Na década de 1980, o argumentista de banda desenhada inglês Alan Moore publicou duas histórias que exploravam o desejo do Super-Homem se retirar das habituais actividades justiceiras e fruir de uma vida simples de indivíduo comum, em família. Estas histórias são dos exemplos mais notáveis da “viragem psicológica” que marcou a banda desenhada de super-heróis daquela década, cujo impacto persiste, definindo a maturidade do género. O novo God of War, o quarto da linha principal da série, opera nela uma viragem parecida.
Neste jogo, encontramos o semideus Kratos em preparativos para as cerimónias fúnebres da mulher, acompanhado pelo filho (Atreus), a tentar viver como humano, refugiado no norte de uma Europa pré-viking. As cinzas produzidas pela pira funerária destinam-se ao cumprimento do derradeiro desejo da defunta — que os seus restos mortais sejam espalhados no ponto mais alto dos “nove reinos” da mitologia nórdica (que aqui substitui a mitologia grega típica da série).
Será esta a demanda de Kratos e Atreus, uma “viagem sentimental” transformadora para ambos. À superfície, é Atreus o aprendiz de Kratos nesta viagem, que o prepara para ser um futuro guerreiro à semelhança dos pais. No entanto, é Kratos, como bem lembrou o realizador do jogo Cory Barlog, que está a sujeitar-se à aprendizagem mais essencial através da relação com o filho — aprender a ser humano pela constante confrontação com a curiosidade, os afectos e o humor de Atreus que o pai procura reprimir, considerando-os fraquezas prejudiciais à sobrevivência num mundo hostil e brutal.
Longe vai a mortandade causada a todo um panteão de deuses gregos do Olimpo nos anteriores títulos da série, motivada por desejos de vingança. Longe vai também a espectacular pirotecnia dos jogos anteriores, sublimemente excessivos, no limiar da absoluta tolice, que, no entanto, apresentavam a invulgar capacidade de combinarem estas características com excelente direcção artística e criatividade narrativa.
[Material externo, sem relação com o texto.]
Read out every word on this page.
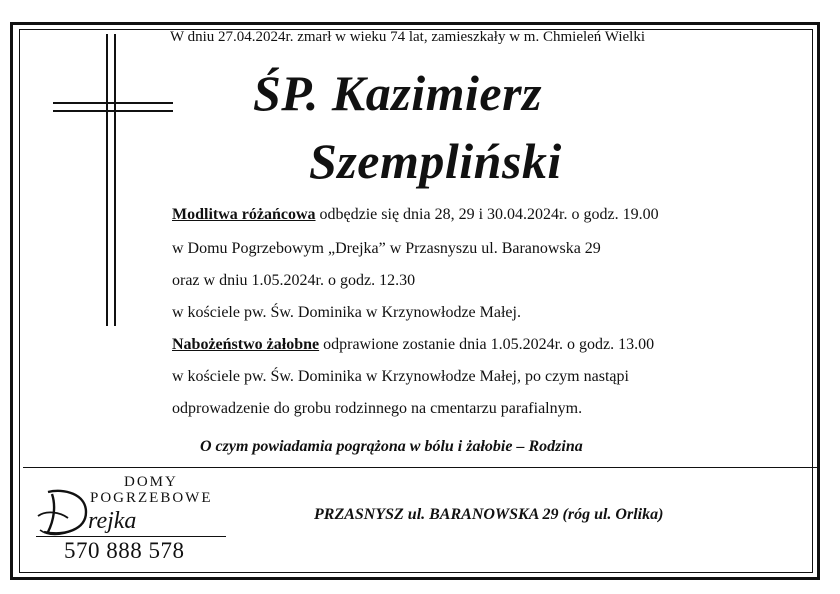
W dniu 27.04.2024r. zmarł w wieku 74 lat, zamieszkały w m. Chmieleń Wielki
ŚP. Kazimierz
Szempliński
Modlitwa różańcowa odbędzie się dnia 28, 29 i 30.04.2024r. o godz. 19.00
w Domu Pogrzebowym „Drejka” w Przasnyszu ul. Baranowska 29
oraz w dniu 1.05.2024r. o godz. 12.30
w kościele pw. Św. Dominika w Krzynowłodze Małej.
Nabożeństwo żałobne odprawione zostanie dnia 1.05.2024r. o godz. 13.00
w kościele pw. Św. Dominika w Krzynowłodze Małej, po czym nastąpi
odprowadzenie do grobu rodzinnego na cmentarzu parafialnym.
O czym powiadamia pogrążona w bólu i żałobie – Rodzina
DOMY
POGRZEBOWE
rejka
570 888 578
PRZASNYSZ ul. BARANOWSKA 29 (róg ul. Orlika)
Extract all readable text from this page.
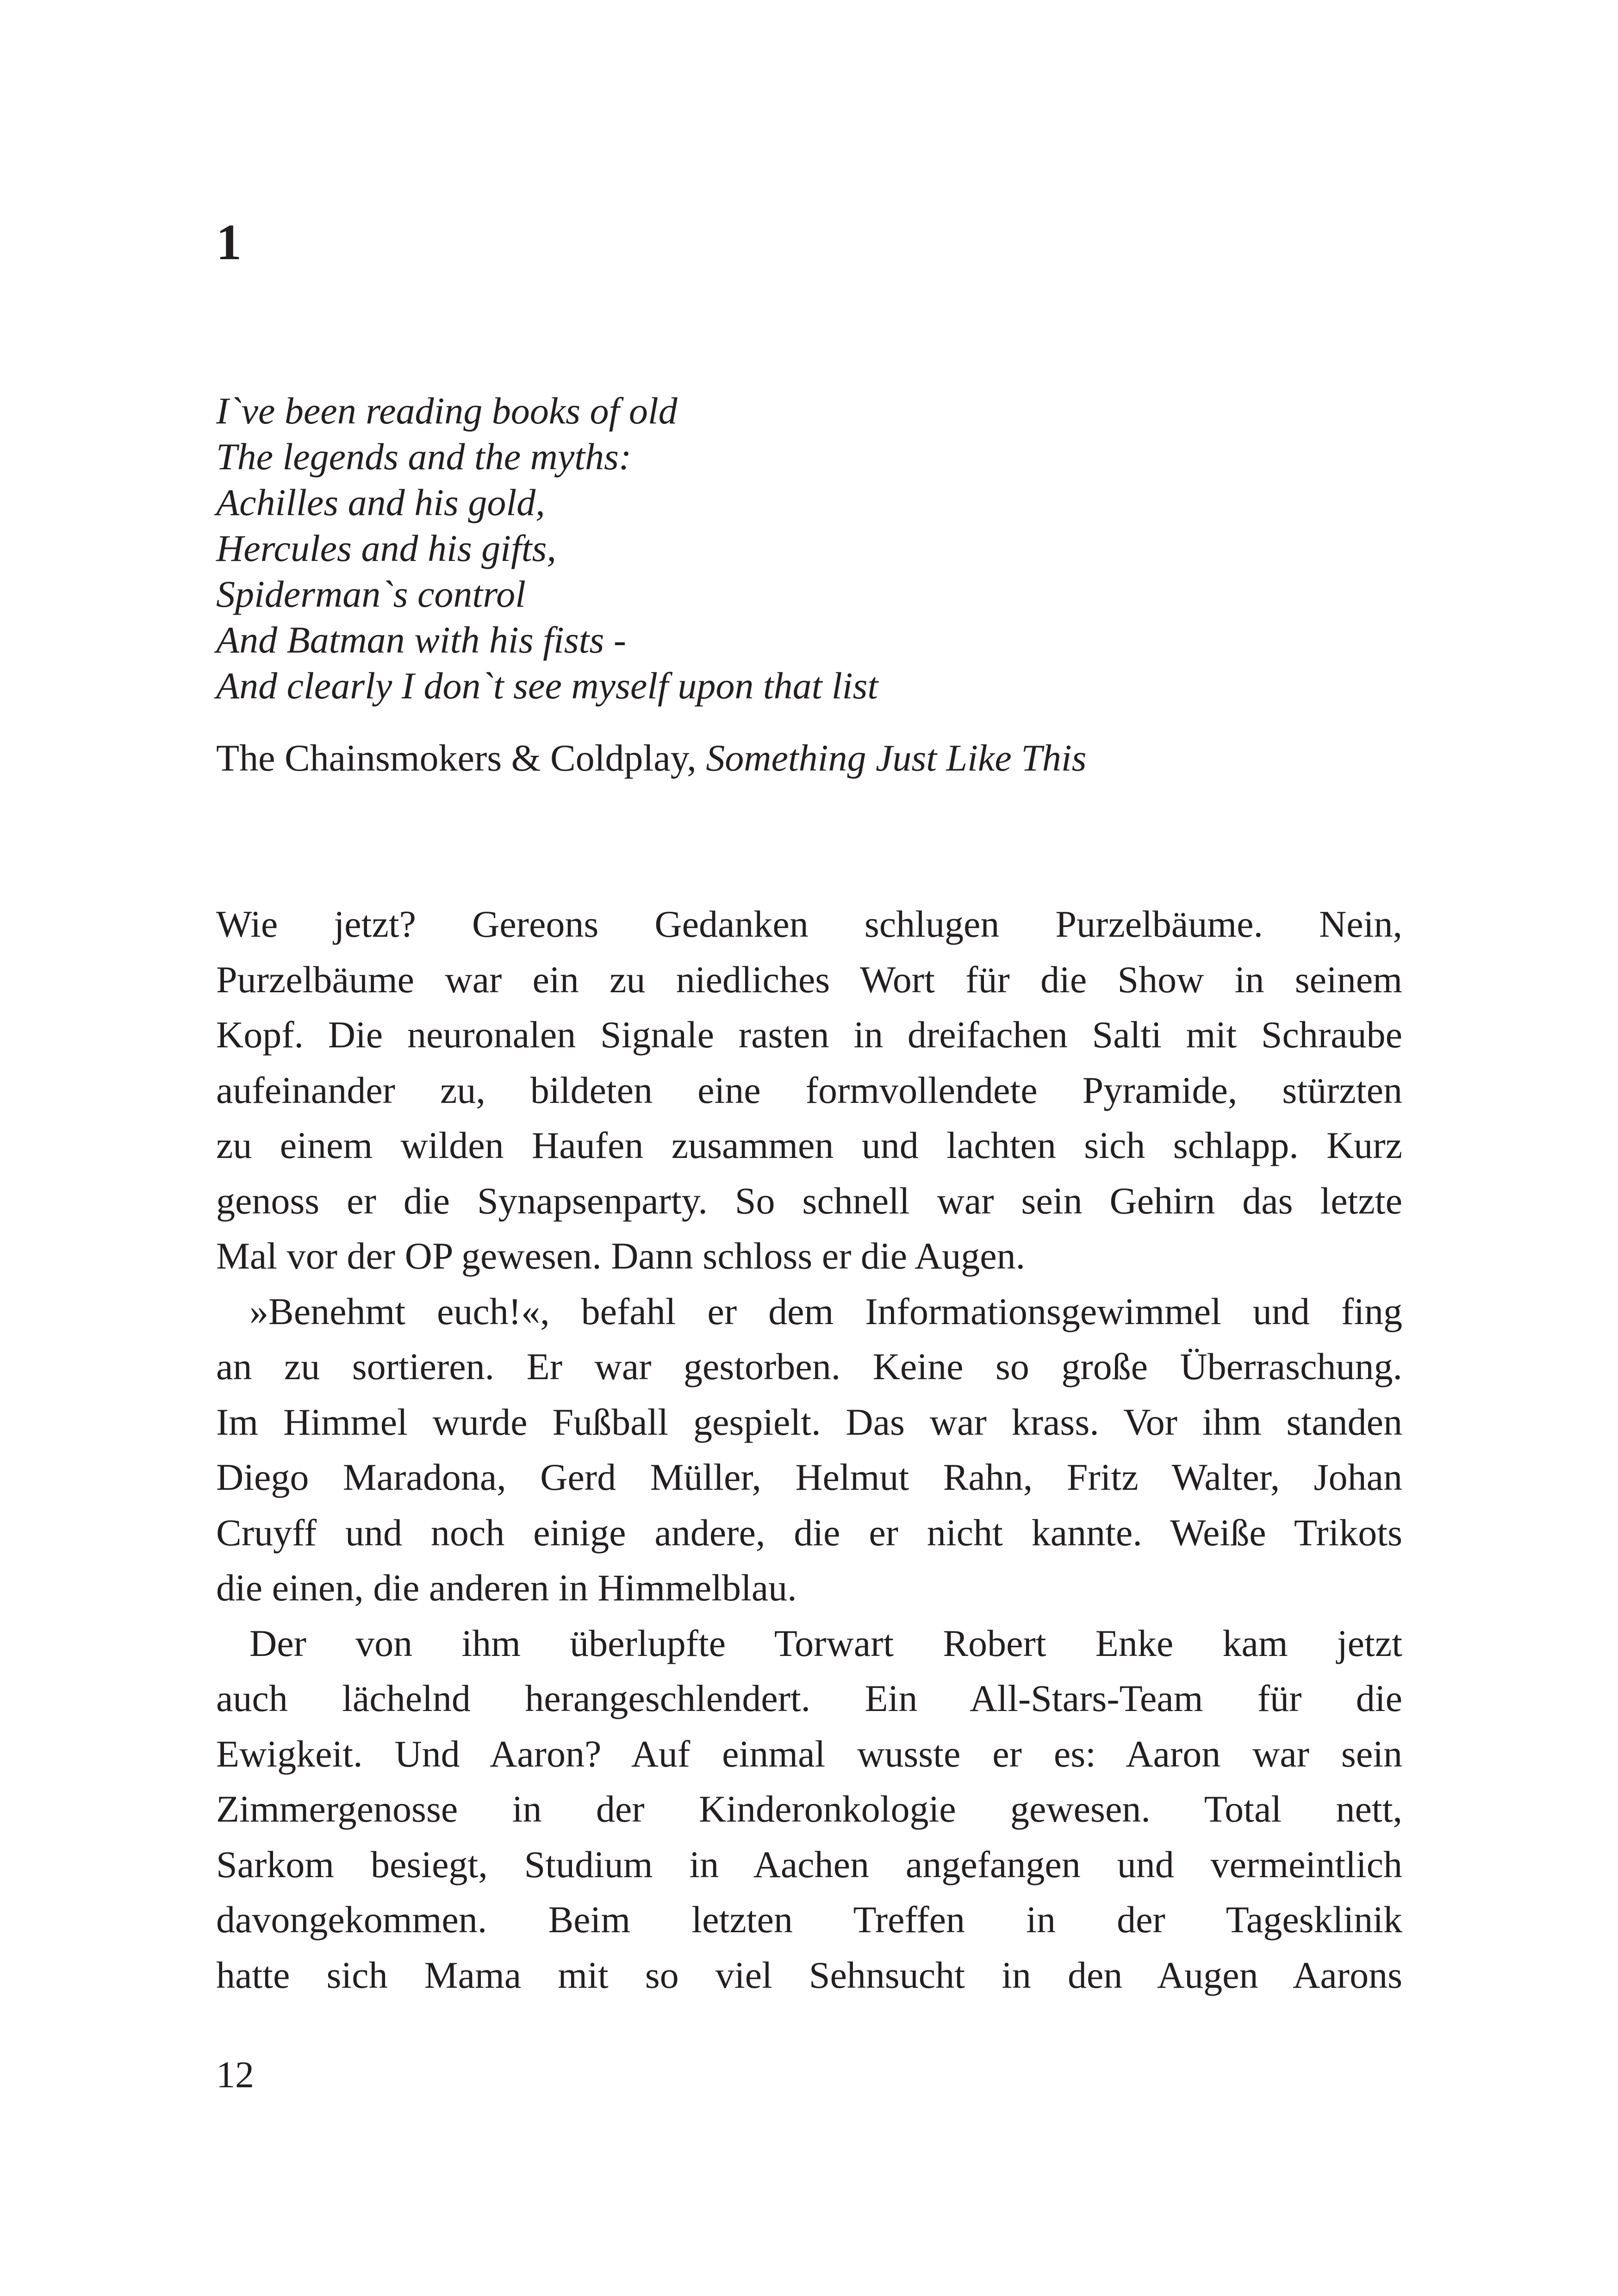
1
I`ve been reading books of old
The legends and the myths:
Achilles and his gold,
Hercules and his gifts,
Spiderman`s control
And Batman with his fists -
And clearly I don`t see myself upon that list

The Chainsmokers & Coldplay, Something Just Like This

Wie jetzt? Gereons Gedanken schlugen Purzelbäume. Nein,
Purzelbäume war ein zu niedliches Wort für die Show in seinem
Kopf. Die neuronalen Signale rasten in dreifachen Salti mit Schraube
aufeinander zu, bildeten eine formvollendete Pyramide, stürzten
zu einem wilden Haufen zusammen und lachten sich schlapp. Kurz
genoss er die Synapsenparty. So schnell war sein Gehirn das letzte
Mal vor der OP gewesen. Dann schloss er die Augen.
»Benehmt euch!«, befahl er dem Informationsgewimmel und fing
an zu sortieren. Er war gestorben. Keine so große Überraschung.
Im Himmel wurde Fußball gespielt. Das war krass. Vor ihm standen
Diego Maradona, Gerd Müller, Helmut Rahn, Fritz Walter, Johan
Cruyff und noch einige andere, die er nicht kannte. Weiße Trikots
die einen, die anderen in Himmelblau.
Der von ihm überlupfte Torwart Robert Enke kam jetzt
auch lächelnd herangeschlendert. Ein All-Stars-Team für die
Ewigkeit. Und Aaron? Auf einmal wusste er es: Aaron war sein
Zimmergenosse in der Kinderonkologie gewesen. Total nett,
Sarkom besiegt, Studium in Aachen angefangen und vermeintlich
davongekommen. Beim letzten Treffen in der Tagesklinik
hatte sich Mama mit so viel Sehnsucht in den Augen Aarons

12
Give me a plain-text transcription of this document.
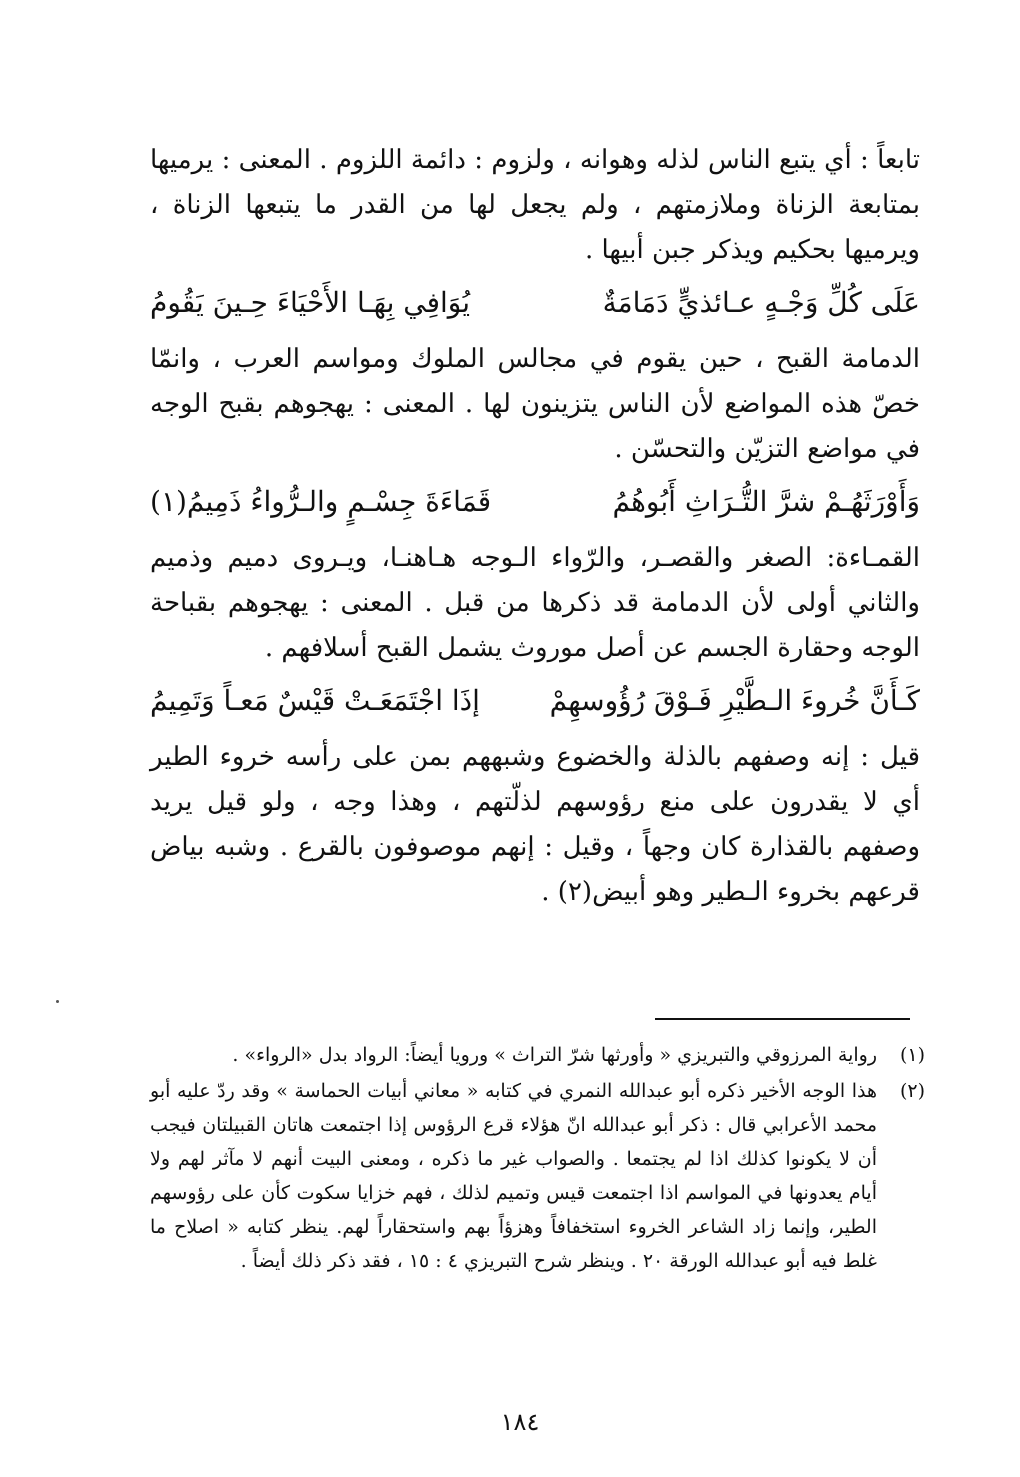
تابعاً : أي يتبع الناس لذله وهوانه ، ولزوم : دائمة اللزوم . المعنى : يرميها بمتابعة الزناة وملازمتهم ، ولم يجعل لها من القدر ما يتبعها الزناة ، ويرميها بحكيم ويذكر جبن أبيها .

عَلَى كُلِّ وَجْـهٍ عـائذيٍّ دَمَامَةٌ
يُوَافِي بِهَـا الأَحْيَاءَ حِـينَ يَقُومُ

الدمامة القبح ، حين يقوم في مجالس الملوك ومواسم العرب ، وانمّا خصّ هذه المواضع لأن الناس يتزينون لها . المعنى : يهجوهم بقبح الوجه في مواضع التزيّن والتحسّن .

وَأَوْرَثَهُـمْ شرَّ التُّـرَاثِ أَبُوهُمُ
قَمَاءَةَ جِسْـمٍ والـرُّواءُ ذَمِيمُ(١)

القمـاءة: الصغر والقصـر، والرّواء الـوجه هـاهنـا، ويـروى دميم وذميم والثاني أولى لأن الدمامة قد ذكرها من قبل . المعنى : يهجوهم بقباحة الوجه وحقارة الجسم عن أصل موروث يشمل القبح أسلافهم .

كَـأَنَّ خُروءَ الـطَّيْرِ فَـوْقَ رُؤُوسهِمْ
إذَا اجْتَمَعَـتْ قَيْسٌ مَعـاً وَتَمِيمُ

قيل : إنه وصفهم بالذلة والخضوع وشبههم بمن على رأسه خروء الطير أي لا يقدرون على منع رؤوسهم لذلّتهم ، وهذا وجه ، ولو قيل يريد وصفهم بالقذارة كان وجهاً ، وقيل : إنهم موصوفون بالقرع . وشبه بياض قرعهم بخروء الـطير وهو أبيض(٢) .

(١)
رواية المرزوقي والتبريزي « وأورثها شرّ التراث » ورويا أيضاً: الرواد بدل «الرواء» .
(٢)
هذا الوجه الأخير ذكره أبو عبدالله النمري في كتابه « معاني أبيات الحماسة » وقد ردّ عليه أبو محمد الأعرابي قال : ذكر أبو عبدالله انّ هؤلاء قرع الرؤوس إذا اجتمعت هاتان القبيلتان فيجب أن لا يكونوا كذلك اذا لم يجتمعا . والصواب غير ما ذكره ، ومعنى البيت أنهم لا مآثر لهم ولا أيام يعدونها في المواسم اذا اجتمعت قيس وتميم لذلك ، فهم خزايا سكوت كأن على رؤوسهم الطير، وإنما زاد الشاعر الخروء استخفافاً وهزؤاً بهم واستحقاراً لهم. ينظر كتابه « اصلاح ما غلط فيه أبو عبدالله الورقة ٢٠ . وينظر شرح التبريزي ٤ : ١٥ ، فقد ذكر ذلك أيضاً .
١٨٤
A viragem que esta reinvenção de God of War opera consiste em conferir densidade psicológica a uma personagem outrora dominada por impulsos primários e em optar por uma abordagem mais intimista e sóbria, na linha de The Last of Us e Uncharted 4. Estes passos na direcção do amadurecimento da série acompanharão a própria maturidade dos jogadores veteranos da franquia, existente desde 2005. É possível imaginar que uma parte significativa desses antigos semideuses das consolas se ocupe agora de actividades mais triviais decorrentes da paternidade e crie empatia com as angústias de um pai obstinado com a protecção do filho num ambiente violento.
Apesar do tom intimista que prevalece no novo God of War, mantém-se a grandiosidade, a ambição épica dos jogos anteriores, bem como os combates intensos e brutais. À escala arquitectónica sobrehumana acrescenta-se agora uma paisagem nórdica esmagadora que, combinadas, fazem deste jogo o mais belo de toda a série. Um ponto alto de God of War será a exploração em canoa do Lago dos Nove em que se combinam, com rara harmonia estética, um imenso espelho de água navegável com ruínas arquitectónicas e escultóricas colossais.
God of War é uma reinvenção completa da série, em que o Santa Monica Studio — com a introdução de novos panteão de divindades, cenário, jogabilidade e ângulo de câmara — correu riscos inusuais num projecto com o envolvimento de largos meios de produção. A ousadia produziu um dos jogos mais envolventes desta geração.